Thursday, March 20, 2014

"The Clementine Jones Story" - Wagon Train - 1961 (And more TV 1960-1963)

In “The Clementine Jones Story” episode of Wagon Train, Ann Blyth plays the title character, a hard saloon gal about to be run out of town by the zealous Purity League.  Here’s another example of how her voice and movement changes drastically with character.  Her voice drops to a lower, growling register, is hard and barking, her posture alternately the audacious pose of the saloon entertainer of men, and also the stooped, hardworking pioneer woman who knows her way around a frying pan.  She’s morphed into Miss Kitty of Gunsmoke fame, and a careworn woman of the 1860s, vulnerable, but with a spine of steel.

This is our contribution to Aurora's Big Stars on the Small Screen Blogathon.  Please have a look here for the other great blogs participating in this really fun event.

Before we get to the episode, a word from our sponsor.  Just kidding: a few observations on Ann Blyth’s career as it entered the 1960s and her fourth decade as an actress.  On February 8, 1960, Ann was given a star on the Hollywood Walk of Fame.  It’s on the north side of the 6700 block on Hollywood Boulevard.  This was part of the first huge batch of stars installed in what would become a major tourist attraction in Hollywood many years hence, but at the time did not draw the media fanfare it does today.  At the time, though long-planned, the new Hollywood Walk of Fame had about the same amount of press coverage as the average sidewalk repair.
Ann’s name was included in the jumble of stars from the silent era to the 1950s in tribute to her popularity in the past decade, when she was on the covers of enough movie magazines to choke a horse.  We’ll talk about those down the road.  At the time her star was cemented on the pavement, her film career, unknown to her at the time, had finished three years ago with The Helen Morgan Story (1957).  Television guest roles still brought her work, and because of her selectiveness, quality work.
About ten days after her star was planted, she appeared in a 90-minute TV movie for ABC, a version of The Citadel from the novel by A. J. Cronin about a young Scottish doctor’s conflicts with professional ethics that follows him from a Welsh coal town to the elite Mayfair section of London.  James Donald is the doctor, and Ann Blyth plays his wife, one of only two Americans in the cast, reportedly, “…tackling an English accent and six different hair-dos as the doctor’s wife.”
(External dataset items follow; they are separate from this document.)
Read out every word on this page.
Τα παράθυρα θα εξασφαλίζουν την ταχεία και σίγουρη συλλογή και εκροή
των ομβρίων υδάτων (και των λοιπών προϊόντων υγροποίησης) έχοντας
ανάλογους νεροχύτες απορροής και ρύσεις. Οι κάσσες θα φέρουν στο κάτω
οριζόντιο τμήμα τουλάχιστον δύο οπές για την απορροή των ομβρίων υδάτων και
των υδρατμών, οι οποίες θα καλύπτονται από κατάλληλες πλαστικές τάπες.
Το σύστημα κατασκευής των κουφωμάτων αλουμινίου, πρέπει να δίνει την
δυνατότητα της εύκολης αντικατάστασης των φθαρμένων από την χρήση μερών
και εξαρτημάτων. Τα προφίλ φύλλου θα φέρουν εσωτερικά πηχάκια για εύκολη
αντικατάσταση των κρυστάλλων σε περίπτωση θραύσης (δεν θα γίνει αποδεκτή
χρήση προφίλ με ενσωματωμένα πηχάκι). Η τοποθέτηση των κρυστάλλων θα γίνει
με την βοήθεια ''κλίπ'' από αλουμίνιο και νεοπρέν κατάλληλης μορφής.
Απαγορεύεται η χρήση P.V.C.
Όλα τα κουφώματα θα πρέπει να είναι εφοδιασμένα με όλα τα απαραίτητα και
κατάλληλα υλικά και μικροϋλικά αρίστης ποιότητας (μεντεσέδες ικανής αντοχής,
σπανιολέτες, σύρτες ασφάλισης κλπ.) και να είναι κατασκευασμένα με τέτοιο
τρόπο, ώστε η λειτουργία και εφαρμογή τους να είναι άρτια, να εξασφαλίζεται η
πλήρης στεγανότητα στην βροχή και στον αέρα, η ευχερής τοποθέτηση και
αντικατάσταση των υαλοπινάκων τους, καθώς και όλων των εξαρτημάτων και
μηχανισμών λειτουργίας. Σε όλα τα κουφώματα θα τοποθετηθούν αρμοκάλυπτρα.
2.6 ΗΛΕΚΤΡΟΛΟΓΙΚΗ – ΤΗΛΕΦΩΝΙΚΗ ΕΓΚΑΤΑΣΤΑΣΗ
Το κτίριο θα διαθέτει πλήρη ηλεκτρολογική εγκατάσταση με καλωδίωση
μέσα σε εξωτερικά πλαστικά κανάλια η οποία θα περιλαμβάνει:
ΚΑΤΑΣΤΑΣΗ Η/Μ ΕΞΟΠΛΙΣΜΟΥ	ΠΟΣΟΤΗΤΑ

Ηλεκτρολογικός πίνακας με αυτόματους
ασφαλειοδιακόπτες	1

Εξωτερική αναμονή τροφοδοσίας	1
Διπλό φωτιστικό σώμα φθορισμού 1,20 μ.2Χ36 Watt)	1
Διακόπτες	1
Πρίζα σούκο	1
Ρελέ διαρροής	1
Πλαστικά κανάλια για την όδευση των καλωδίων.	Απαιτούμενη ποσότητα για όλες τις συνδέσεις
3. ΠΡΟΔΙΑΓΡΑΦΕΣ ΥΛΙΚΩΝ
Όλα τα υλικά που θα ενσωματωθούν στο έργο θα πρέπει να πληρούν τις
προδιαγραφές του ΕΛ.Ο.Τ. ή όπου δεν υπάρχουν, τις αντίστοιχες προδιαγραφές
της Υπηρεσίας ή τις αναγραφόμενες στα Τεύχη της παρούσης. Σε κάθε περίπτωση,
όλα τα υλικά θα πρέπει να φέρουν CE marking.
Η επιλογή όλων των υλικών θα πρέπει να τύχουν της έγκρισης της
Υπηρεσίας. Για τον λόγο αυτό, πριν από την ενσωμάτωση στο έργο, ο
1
It was an ambitious undertaking, with a huge cast of 35 speaking roles, 64 actors in all, and 42 different sets to cover a span of years and locations.  The show got a great review from John P. Shanley of The New York Times, with special notice for James Donald and Hugh Griffith.  Ann Blyth he said, “…performed creditably with the rather colorless role of the teacher whom the young doctor married to further his career.”  It would be Ann’s complaint, and as well as other actresses, that substantial roles for women on TV were becoming few and far between. 

It had become the fate of the actress in the 20th century to juggle her presence in the entertainment media if she wanted to work in films or TV.  The following month she appeared as a guest on the Steve Allen late night talk showing singing “Baubles, Bangles, and Beads” from Kismet (1955), which we covered here.  She also performed a comic skit with Steve Allen demonstrating the evolution of a nervous new singer into a confident diva. 
In April she appeared at the Academy Awards, held again at the RKO Pantages Theater, accepting the Documentary Short Subject award from Mitzi Gaynor for the absent winner. 
By August 1960 it was a guest spot on the new (short-lived) TV game show hosted by Ben Alexander, About Faces.  If this sounds like sliding into obscurity, it was also sliding into some needed downtime.  Pregnant with her fourth child (and counting), her baby son was born in December.  The following summer, at 33 years old with four children under seven years old, she still found time for another ride on the Wagon Train.  Her first trip Westward Ho on “The Jenny Tannen Story” in 1959 is covered in this previous post.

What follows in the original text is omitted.